Николай Петрович подумал, какие из людских пороков ударяли по нему больнее всего. Пожалуй, хамство. Наглость! Они надолго вышибали из седла. Но еще сильнее он страдал, когда сам бывал груб и несдержан и потом осознавал это, но исправить, излечить нанесенную травму уже было нельзя. Тогда и наступало пренеприятнейшее состояние души. Он буквально покрывался испариной от негодования к себе. И ведь не доказывал он ничего грубостью, не достигал ничего. Если же ему удавалось сдержаться, будущее в девяти случаях из десяти показывало, что он поступил правильно. Поняв это, он стал много сдержаннее, много терпимее и не позволял злости бесконтрольно вырываться наружу. Еще существовала подлость. Умение поступать подло и извлекать из этого выгоду совершенствовалось вместе с развитием цивилизации. Подлость была многолика и включала в себя богатейший арсенал средств и поступков, с помощью которых человека унижали, заставляли поступать вопреки совести и в конце концов смешивали с грязью. Ракитин знал, что такое анонимный навет и удар из-за угла, и удар ниже пояса, и удар наотмашь, нанесенный расчетливо человеком, которому доверяешь. Но подлость все же была не столь уж частым явлением и не подстерегала на каждом шагу. Иначе жить было бы невозможно, стулья были бы унизаны иглами. Подлость внушала отвращение не только ему, и лица, осознанно пускавшие в ход оружие из ее арсенала, оказывались в вакууме, всеми презираемые. Ни пол, ни потолок, ни стены не могли более служить им опорой. Но некоторым, наиболее ловким, подлость сходила с рук, они отмежевывались от нее, как только она делала свое черное дело, но ее плоды уносили с собой. Он повидал и таких. Он повидал всяких, ловких и сверхловких, умевших освобождать человека от нижнего белья, не снимая с него костюма. Да, эти люди не переводились.
Еще были лесть, равнодушие, бюрократизм, протекционизм. Со всем этим он сталкивался часто.

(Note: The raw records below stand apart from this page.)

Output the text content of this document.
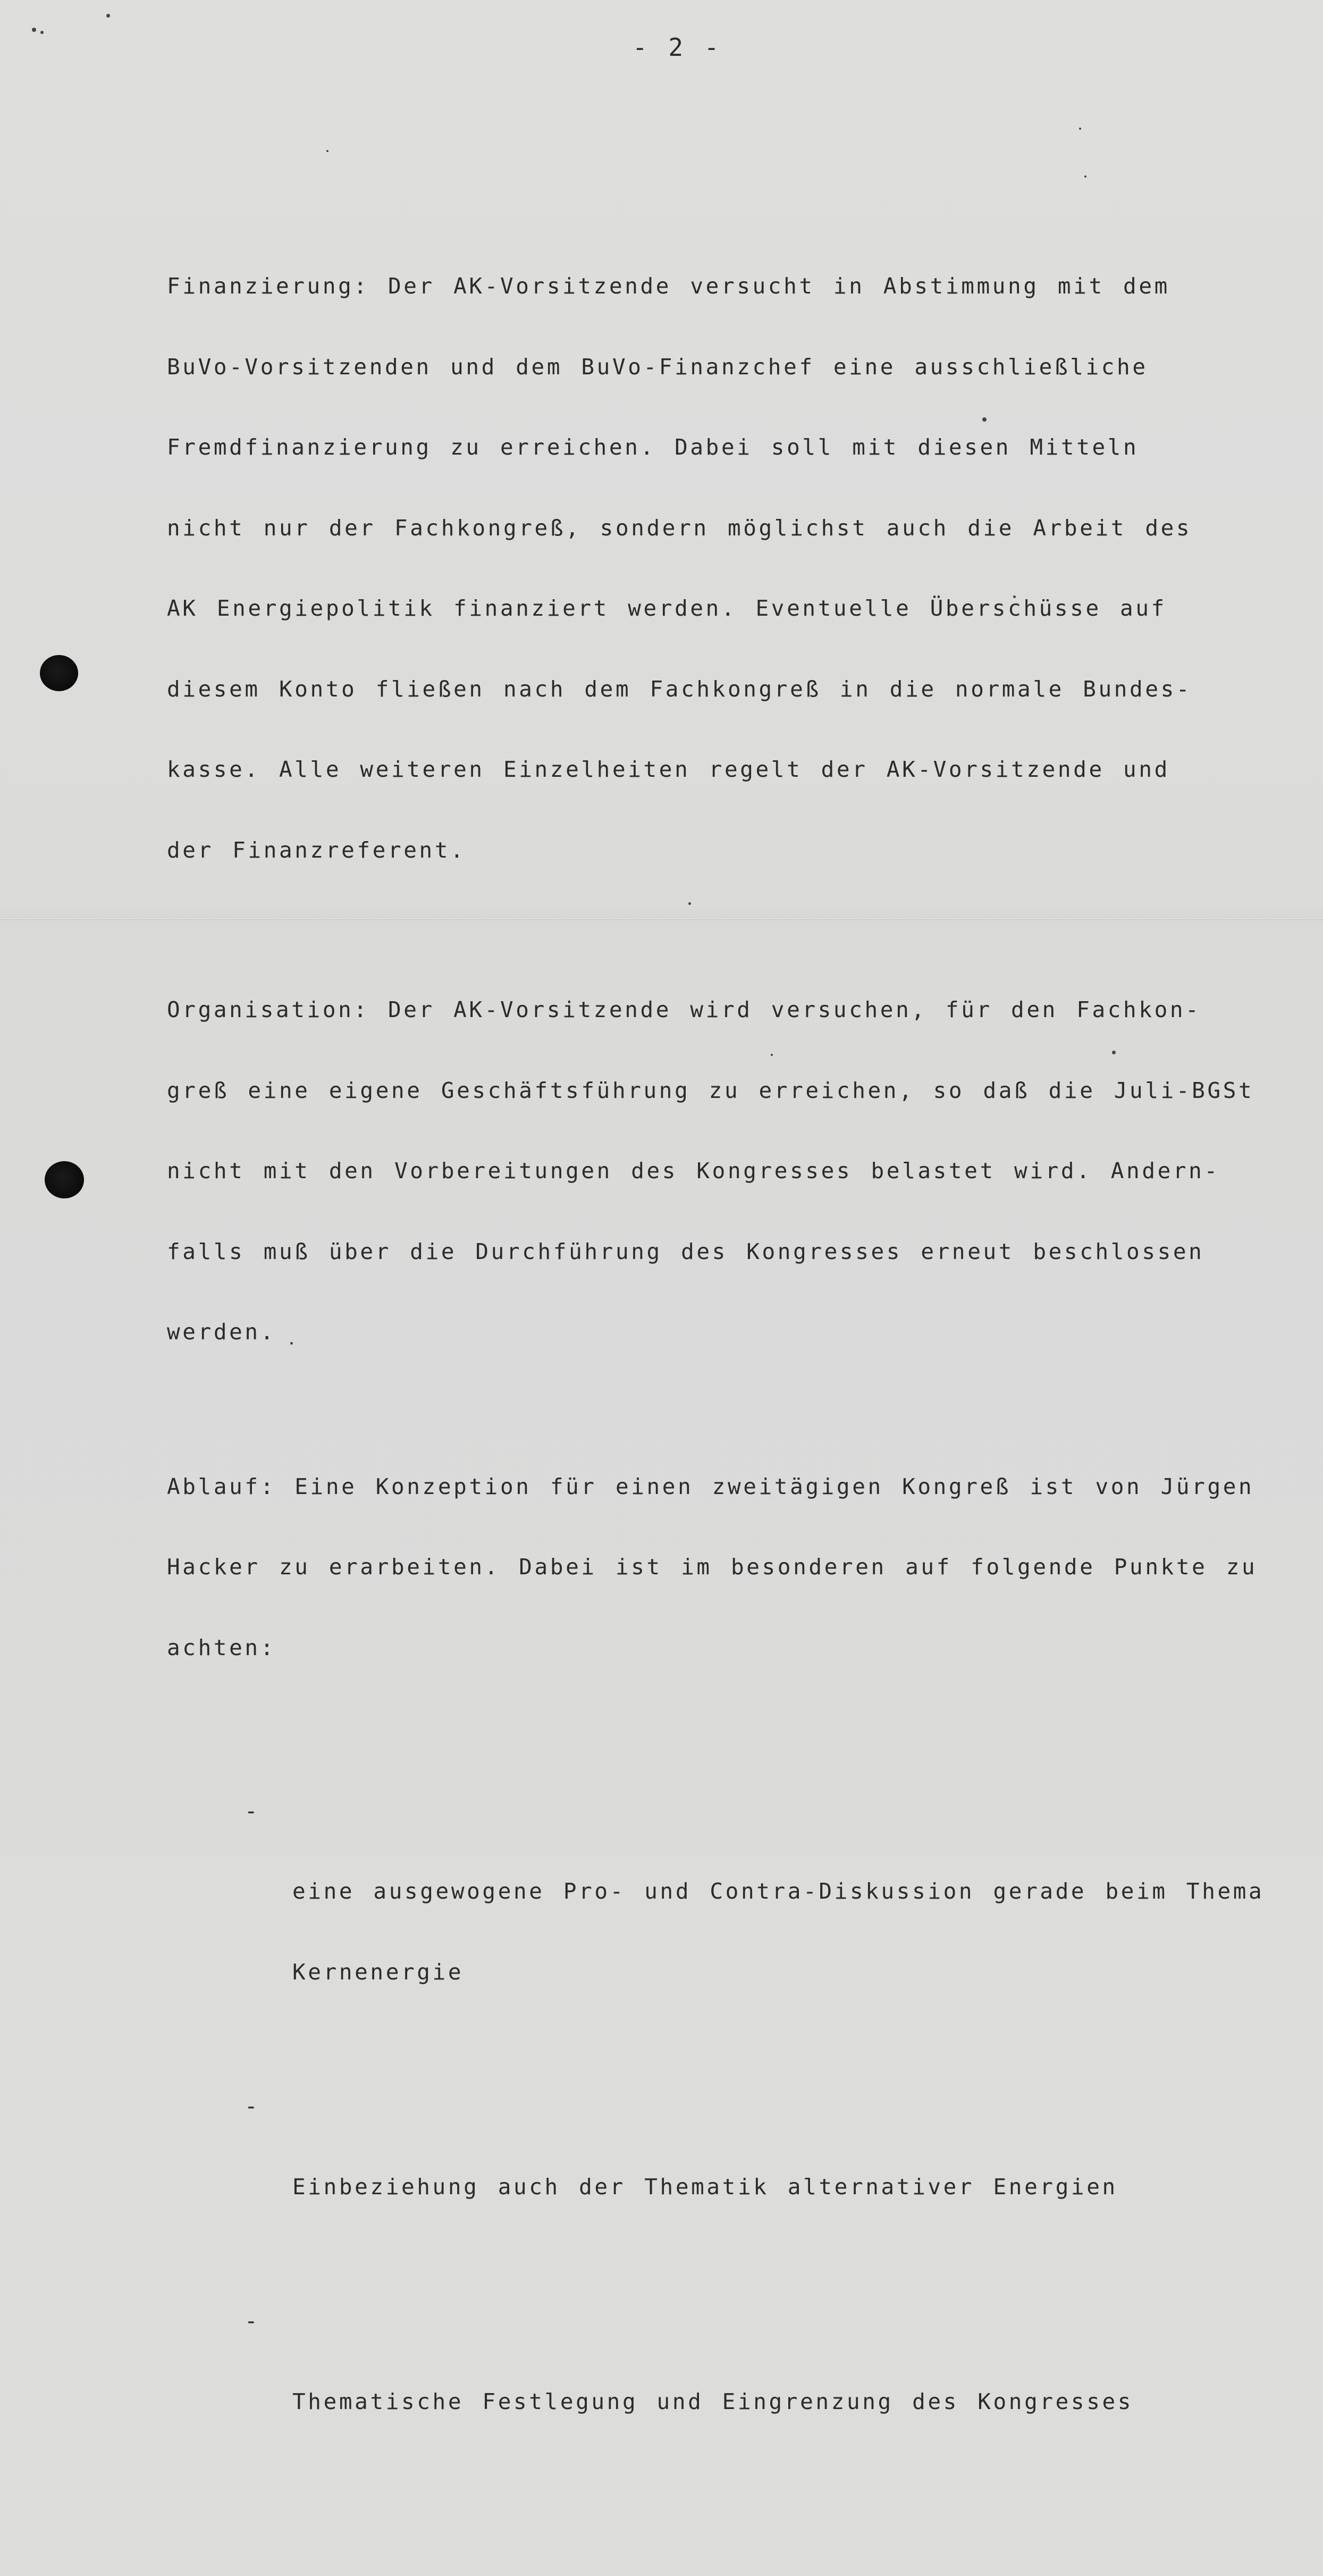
- 2 -

Finanzierung: Der AK-Vorsitzende versucht in Abstimmung mit dem

BuVo-Vorsitzenden und dem BuVo-Finanzchef eine ausschließliche

Fremdfinanzierung zu erreichen. Dabei soll mit diesen Mitteln

nicht nur der Fachkongreß, sondern möglichst auch die Arbeit des

AK Energiepolitik finanziert werden. Eventuelle Überschüsse auf

diesem Konto fließen nach dem Fachkongreß in die normale Bundes-

kasse. Alle weiteren Einzelheiten regelt der AK-Vorsitzende und

der Finanzreferent.

Organisation: Der AK-Vorsitzende wird versuchen, für den Fachkon-

greß eine eigene Geschäftsführung zu erreichen, so daß die Juli-BGSt

nicht mit den Vorbereitungen des Kongresses belastet wird. Andern-

falls muß über die Durchführung des Kongresses erneut beschlossen

werden.

Ablauf: Eine Konzeption für einen zweitägigen Kongreß ist von Jürgen

Hacker zu erarbeiten. Dabei ist im besonderen auf folgende Punkte zu

achten:

-

eine ausgewogene Pro- und Contra-Diskussion gerade beim Thema

Kernenergie

-

Einbeziehung auch der Thematik alternativer Energien

-

Thematische Festlegung und Eingrenzung des Kongresses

Вообще преодолевать равнодушие и эгоизм было тяжелее всего. Эгоизм, обеляя его, иногда называли личной заинтересованностью, но это не меняло сути. На умении преодолевать в людях эти качества и проверялись организаторские способности руководителя. Свои способности он не считал высокими. Пробить брешь в стене равнодушия удавалось далеко не всегда. А были, были счастливчики, у которых это получалось с ходу, с наскока, которые душу на этом отводили. Эти люди радовали своей непохожестью на него. С ними ему было интересно. К эгоизму, к его богатейшим разновидностям он тоже не научился относиться спокойно. В невыпячиваемом виде эгоизм был почти терпим. Людей, свободных от его пут, он не встречал. Мир любого человека включал в себя и материальные блага, а еще никто не определил, сколько их должно быть и где им положить предел, но постоянно указывалось на то, что имеющихся благ недостаточно. Эгоизм рождал потребности и побуждал к действию, и тут все было понятно, но не со всем хотелось согласиться. Еще была трусость, которую он ненавидел тем сильнее, чем более убеждался, что и ему зачастую не хватает мужества, что и он готов стушеваться, промолчать, отказать в помощи, если это нашептывали конъюнктурные соображения, трезвый подсчет завтрашних выгод. Тогда он вырубал автоматическое управление и переходил на ручное — на принуждение. Он старался поступать вполне по совести и, если сознавал, что прав, шел навстречу неприятностям, окрику, кулаку. Но бывали и исключения. Бывало, что мужество изменяло ему. Совесть взрывалась протестом, но потом, потом, когда поезд, как говорится, оставил дымок и не было никакого смысла махать кулаками. Он вспомнил, как однажды не заступился за товарища и как мучительно было потом смотреть в его глаза, из которых вытекла куда-то вся доброта. Потом они расстались, дружба распалась — из-за секунды промедления. Нет, из-за секунды страха, сковавшего его. И вспомнил, как бросился на двоих парней, которые вытаскивали из такси ветерана войны, чтобы сесть самим. Парни избили его, и он несколько дней не мог появляться на людях, но был счастлив своим заступничеством: в той конкретной ситуации ему не в чем было упрекнуть себя. Пострадал — но ведь не струсил!